Son fondateur, le jeune entrepreneur français Pierre Gancel, et ses associés sénégalais, Papa Macodou – « Pisco » – Faye, directeur technique, et Sidy Dia, directeur commercial, veulent désormais créer une nouvelle passerelle entre vendeurs et clients. Weebi entend créer une place de marché (« marketplace ») ciblant dans un premier temps d’une part les poissonniers et les mareyeurs de la région de Dakar et, d’autre part, des restaurateurs de la capitale sénégalaise.

Gestion des stocks et suivi des prix

« On prépare un pilote pour faire la preuve d’usage, notamment avec des restaurants. Aujourd’hui, ils ont directement accès aux fournisseurs, mais il y des problèmes de rupture d’approvisionnement et de gestion de stocks, et les prix sont relativement élevés », explique Pierre Gancel, fondateur de Weebi, ancien du site de e-commerce C-discount et du cabinet de conseil Dalberg à Dakar.

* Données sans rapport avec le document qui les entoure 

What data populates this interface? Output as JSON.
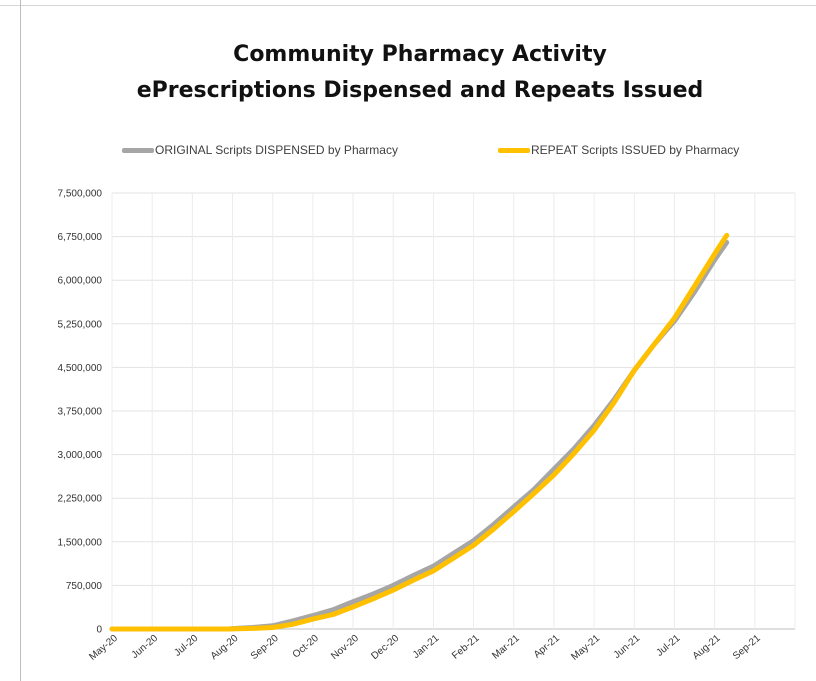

C’est très novateur, pas seulement pour le Sénégal. Le marché de gros de Rungis, par exemple, ne dispose pas de marketplace

Grâce à la mise à jour régulière des stocks réalisées via la tablette et l’application Weebi, les vendeurs et leurs clients disposeront sur cette marketplace de plus de choix et de transparence quant à l’approvisionnement, et des prix plus bas, avancent les promoteurs de la start-up dakaroise.

Si plusieurs sites de e-commerce, tels AfriMarket, et de cash-to-goods, comme Niokobok, ciblent les particuliers au Sénégal, mais Weebi présente sa future plateforme comme la première véritable marketplace du pays. « C’est très novateur, pas seulement pour le Sénégal. Le marché de gros de Rungis [en Île-de-France], par exemple, ne dispose pas de marketplace, les gens s’appellent au téléphone pour vérifier l’état des stocks », souligne Pierre Gancel.

Lever un million d’euros d’ici septembre

Weebi est domicilié depuis décembre 2017 dans l’espace de co-working Jokkolabs, fondé par Karim Sy, par ailleurs membre du Conseil présidentiel pour l’Afrique d’Emmanuel Macron.

La réussite de la phase pilote va conditionner les prochaines phases de la croissance de Weebi. « Pour grossir, nous comptons introduire le paiement avec l’intégration de l’API [interface de programmation] de Yup, le portefeuille électronique de la Société générale. Nous allons également fonctionner par branches, avec par exemple 200 utilisateurs sur une marketplace dédiée, et par commodités : fruits et légumes ou céréales à Dakar, poissons et fruits de mer à Conakry… », dévoile le patron de Weebi.

Pour réussir son business plan, Weebi devra mobiliser près d’un million d’euros auprès de capital-investisseurs et business angels, en France et sur le continent. Mi-avril, une délégation de la start-up se trouvait à Paris pour présenter son projet à de futurs investisseurs, en marge de TagPay World, la conférence organisée par TagPay, spécialiste de la banque digitale et fournisseur de Société générale et du burkinabè Coris Bank. Weebi table sur la signature des premiers protocoles d’accord avec ses futurs « business angels » d’ici septembre.